Black Bean Brownies
Black beans replace the flour in these moist, deep chocolate brownies. These brownies are gluten-free and packed with protein.
|Serving size:||2, 2"x2" brownies|
|Prep time:||15 minutes|
|Cook time:||20-25 minutes|
|Total time:||35-40 minutes + cooling|
Large mixing bowl
Potato masher or fork
8x8 inch baking dish or pan
Measuring cups and spoons
Toothpick to test
1 15 ounce can no salt added black beans, drained and rinsed
1/4 cup vegetable oil OR canola oil
3 large eggs
2/3 cup packed brown sugar
1/2 cup cocoa powder
1 teaspoon (regular or imitation) vanilla extract
1/2 teaspoon baking powder
1/4 teaspoon salt
1/2 cup semi-sweet chocolate chips (optional)
- Before you begin, wash your hands, surfaces, utensils, and tops of cans.
- Preheat oven to 350 degrees.
- Spray an 8x8 inch pan or baking dish with non-stick spray.
- Use a potato masher or fork to completely break up the beans.
- Add the oil to the beans. Stir to mix completely to be sure that all beans are completely mashed.

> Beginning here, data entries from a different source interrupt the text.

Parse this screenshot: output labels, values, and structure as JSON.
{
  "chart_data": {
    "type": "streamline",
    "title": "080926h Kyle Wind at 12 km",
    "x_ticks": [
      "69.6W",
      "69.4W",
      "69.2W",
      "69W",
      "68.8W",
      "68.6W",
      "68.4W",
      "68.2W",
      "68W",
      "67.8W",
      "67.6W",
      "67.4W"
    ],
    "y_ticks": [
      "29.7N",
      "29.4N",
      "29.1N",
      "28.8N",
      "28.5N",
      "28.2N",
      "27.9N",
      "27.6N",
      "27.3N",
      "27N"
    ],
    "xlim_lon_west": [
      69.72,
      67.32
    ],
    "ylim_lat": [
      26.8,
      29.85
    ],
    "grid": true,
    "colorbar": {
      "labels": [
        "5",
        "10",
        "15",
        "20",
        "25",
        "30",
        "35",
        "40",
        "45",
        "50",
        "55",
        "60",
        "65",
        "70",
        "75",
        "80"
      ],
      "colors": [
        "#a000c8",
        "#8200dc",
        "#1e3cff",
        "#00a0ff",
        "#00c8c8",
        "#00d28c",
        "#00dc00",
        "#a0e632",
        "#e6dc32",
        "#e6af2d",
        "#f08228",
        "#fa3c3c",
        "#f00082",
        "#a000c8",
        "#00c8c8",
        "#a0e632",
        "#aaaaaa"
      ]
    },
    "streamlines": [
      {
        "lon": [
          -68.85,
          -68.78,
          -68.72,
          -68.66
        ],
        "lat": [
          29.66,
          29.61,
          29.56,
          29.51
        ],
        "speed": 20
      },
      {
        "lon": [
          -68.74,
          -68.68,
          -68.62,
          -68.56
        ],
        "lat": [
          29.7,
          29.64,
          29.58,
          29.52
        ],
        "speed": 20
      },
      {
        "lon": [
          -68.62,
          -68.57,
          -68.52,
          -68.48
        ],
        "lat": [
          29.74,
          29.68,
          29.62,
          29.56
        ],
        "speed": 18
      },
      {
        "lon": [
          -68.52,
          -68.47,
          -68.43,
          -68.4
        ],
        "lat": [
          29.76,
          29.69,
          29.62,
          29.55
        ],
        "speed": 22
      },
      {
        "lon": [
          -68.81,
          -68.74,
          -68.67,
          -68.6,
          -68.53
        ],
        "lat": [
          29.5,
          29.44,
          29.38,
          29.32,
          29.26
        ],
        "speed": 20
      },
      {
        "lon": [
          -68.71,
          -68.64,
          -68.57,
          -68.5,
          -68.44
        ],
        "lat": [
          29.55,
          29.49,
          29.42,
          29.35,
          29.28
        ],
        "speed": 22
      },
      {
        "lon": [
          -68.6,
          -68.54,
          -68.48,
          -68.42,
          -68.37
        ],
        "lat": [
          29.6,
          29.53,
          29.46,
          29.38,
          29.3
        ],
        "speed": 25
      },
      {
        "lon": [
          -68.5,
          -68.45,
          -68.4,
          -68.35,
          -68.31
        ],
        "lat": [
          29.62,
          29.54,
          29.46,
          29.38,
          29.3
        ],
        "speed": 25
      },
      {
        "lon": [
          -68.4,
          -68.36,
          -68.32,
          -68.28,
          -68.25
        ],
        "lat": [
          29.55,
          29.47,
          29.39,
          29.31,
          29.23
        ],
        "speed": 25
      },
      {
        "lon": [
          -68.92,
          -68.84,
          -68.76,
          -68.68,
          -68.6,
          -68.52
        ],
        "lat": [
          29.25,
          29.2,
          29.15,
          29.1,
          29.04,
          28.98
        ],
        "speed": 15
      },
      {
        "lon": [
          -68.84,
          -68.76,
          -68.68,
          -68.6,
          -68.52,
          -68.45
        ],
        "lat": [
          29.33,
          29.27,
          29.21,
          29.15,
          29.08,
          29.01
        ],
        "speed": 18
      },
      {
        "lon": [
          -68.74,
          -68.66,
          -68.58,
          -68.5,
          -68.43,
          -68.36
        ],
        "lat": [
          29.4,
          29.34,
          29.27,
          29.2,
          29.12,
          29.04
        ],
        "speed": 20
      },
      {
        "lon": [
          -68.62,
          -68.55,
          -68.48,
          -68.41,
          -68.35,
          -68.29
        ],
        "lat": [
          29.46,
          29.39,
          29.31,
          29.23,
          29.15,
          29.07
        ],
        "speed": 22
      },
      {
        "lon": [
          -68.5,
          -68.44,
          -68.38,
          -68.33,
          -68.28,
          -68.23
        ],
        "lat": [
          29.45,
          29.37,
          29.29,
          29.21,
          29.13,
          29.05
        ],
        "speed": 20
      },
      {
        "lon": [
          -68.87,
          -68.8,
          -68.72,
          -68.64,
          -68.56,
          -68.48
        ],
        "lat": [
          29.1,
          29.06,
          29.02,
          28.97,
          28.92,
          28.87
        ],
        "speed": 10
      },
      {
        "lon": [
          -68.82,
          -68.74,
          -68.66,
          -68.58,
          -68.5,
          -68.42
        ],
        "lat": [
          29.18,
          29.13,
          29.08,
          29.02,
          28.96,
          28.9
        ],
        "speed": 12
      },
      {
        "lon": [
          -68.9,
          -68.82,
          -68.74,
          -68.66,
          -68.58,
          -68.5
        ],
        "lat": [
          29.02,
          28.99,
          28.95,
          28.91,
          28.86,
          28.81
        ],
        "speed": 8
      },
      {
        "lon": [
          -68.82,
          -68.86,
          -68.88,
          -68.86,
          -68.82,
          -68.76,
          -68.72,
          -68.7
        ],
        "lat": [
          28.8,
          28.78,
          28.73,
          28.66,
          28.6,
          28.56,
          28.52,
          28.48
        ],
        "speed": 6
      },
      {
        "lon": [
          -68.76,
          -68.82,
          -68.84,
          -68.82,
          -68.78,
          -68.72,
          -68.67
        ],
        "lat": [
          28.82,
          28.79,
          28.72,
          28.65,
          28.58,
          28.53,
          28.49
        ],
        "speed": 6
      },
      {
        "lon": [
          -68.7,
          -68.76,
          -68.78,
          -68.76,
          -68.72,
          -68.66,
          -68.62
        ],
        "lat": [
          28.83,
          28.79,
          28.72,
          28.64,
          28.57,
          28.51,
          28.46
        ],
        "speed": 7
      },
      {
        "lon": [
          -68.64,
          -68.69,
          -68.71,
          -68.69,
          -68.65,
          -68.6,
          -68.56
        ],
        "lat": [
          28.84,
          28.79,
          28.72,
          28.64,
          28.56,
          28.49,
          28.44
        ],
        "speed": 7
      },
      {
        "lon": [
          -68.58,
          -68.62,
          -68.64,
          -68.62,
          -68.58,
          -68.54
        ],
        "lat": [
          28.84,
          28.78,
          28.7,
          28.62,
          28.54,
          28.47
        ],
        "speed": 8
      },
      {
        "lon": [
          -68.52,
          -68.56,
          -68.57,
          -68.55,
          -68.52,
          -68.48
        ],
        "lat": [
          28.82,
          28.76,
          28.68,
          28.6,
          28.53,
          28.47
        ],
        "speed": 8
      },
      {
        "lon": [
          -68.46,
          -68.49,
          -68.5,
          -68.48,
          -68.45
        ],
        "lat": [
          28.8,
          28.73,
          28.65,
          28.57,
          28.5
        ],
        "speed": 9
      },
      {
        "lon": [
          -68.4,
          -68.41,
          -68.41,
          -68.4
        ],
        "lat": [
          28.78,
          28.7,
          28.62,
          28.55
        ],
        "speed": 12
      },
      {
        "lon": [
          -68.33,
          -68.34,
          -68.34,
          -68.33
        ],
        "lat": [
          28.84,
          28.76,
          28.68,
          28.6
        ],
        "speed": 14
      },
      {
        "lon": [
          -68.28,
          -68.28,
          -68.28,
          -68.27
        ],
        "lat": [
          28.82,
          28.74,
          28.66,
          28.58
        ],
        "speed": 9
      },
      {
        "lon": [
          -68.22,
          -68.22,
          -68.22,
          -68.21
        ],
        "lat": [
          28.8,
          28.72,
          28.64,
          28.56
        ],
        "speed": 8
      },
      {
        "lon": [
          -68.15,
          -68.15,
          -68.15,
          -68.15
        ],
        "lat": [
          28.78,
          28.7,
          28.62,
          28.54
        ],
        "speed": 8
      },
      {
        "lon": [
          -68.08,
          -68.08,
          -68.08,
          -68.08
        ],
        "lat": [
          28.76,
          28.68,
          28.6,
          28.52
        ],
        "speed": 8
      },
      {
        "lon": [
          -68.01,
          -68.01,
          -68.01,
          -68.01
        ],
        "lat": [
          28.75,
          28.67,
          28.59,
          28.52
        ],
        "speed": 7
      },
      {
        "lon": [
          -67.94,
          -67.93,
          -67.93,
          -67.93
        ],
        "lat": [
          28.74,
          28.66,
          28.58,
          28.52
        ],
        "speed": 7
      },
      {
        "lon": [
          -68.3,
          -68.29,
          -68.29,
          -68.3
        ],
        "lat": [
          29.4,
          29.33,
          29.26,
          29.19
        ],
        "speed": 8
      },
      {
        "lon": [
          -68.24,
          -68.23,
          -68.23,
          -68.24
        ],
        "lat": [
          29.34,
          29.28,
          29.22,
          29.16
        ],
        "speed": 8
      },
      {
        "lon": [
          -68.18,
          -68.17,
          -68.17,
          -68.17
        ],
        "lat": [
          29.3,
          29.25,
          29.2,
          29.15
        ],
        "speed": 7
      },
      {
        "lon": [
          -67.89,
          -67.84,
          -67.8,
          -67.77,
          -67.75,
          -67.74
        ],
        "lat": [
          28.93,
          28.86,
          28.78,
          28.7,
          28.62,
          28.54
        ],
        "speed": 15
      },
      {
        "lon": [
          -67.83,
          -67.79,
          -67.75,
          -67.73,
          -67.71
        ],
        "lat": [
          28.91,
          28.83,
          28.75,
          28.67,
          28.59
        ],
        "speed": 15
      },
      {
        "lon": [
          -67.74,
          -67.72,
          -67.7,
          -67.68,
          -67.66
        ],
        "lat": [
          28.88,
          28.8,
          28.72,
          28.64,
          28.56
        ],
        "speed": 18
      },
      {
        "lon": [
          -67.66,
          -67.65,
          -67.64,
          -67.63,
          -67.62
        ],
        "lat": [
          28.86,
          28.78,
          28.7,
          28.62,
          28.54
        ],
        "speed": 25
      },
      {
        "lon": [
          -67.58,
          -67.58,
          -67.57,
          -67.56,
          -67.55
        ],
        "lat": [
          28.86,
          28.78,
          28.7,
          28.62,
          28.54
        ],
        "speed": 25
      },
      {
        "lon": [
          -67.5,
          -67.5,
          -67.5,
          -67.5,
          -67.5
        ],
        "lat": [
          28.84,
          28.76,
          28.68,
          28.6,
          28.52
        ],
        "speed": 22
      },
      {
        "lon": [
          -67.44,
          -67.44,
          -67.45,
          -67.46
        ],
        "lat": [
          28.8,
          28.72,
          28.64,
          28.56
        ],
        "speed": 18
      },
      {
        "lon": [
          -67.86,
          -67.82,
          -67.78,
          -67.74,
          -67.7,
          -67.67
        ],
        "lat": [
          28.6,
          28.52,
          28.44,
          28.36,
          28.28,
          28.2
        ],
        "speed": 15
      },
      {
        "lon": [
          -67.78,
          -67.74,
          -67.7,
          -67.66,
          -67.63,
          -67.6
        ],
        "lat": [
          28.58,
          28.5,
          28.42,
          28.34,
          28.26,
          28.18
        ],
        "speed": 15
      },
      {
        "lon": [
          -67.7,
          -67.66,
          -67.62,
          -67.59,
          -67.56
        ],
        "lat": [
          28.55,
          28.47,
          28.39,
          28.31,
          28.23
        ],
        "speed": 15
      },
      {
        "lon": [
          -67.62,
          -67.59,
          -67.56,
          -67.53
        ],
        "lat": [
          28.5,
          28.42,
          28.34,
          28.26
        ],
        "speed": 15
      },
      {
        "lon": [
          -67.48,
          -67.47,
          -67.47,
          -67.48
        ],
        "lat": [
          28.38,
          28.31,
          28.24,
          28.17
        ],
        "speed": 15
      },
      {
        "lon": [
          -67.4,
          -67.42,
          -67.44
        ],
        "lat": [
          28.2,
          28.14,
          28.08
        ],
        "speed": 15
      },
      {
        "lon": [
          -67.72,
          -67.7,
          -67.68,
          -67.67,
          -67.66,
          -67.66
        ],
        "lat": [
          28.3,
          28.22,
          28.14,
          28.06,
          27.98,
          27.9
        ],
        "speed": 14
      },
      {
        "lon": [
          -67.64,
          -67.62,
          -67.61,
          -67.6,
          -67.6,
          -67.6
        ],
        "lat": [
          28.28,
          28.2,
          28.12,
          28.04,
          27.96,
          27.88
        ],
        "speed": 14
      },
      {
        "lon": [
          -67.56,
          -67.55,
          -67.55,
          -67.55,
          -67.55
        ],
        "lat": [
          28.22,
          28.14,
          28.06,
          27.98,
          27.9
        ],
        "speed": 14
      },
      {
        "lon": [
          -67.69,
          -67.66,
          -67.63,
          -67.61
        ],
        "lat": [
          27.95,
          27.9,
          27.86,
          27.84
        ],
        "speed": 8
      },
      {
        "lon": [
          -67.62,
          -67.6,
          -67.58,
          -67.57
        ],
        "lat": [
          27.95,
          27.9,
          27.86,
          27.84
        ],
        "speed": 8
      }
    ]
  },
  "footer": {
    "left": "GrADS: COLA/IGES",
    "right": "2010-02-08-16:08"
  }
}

- Add the eggs and mix well.
- Add brown sugar and cocoa and mix well.
- Add vanilla extract, baking powder, and salt.
- Pour into the prepared baking dish. Sprinkle with chocolate chips (if using).
- Bake at 350 degrees for 20-25 minutes or until toothpick inserted in the center comes out clean.
- Cool on a wire rack. Cut into 16 pieces.
- Add 1 tablespoon of instant coffee to the mix for a mocha flavor.
- Add 1 teaspoon cayenne pepper for a flash of heat.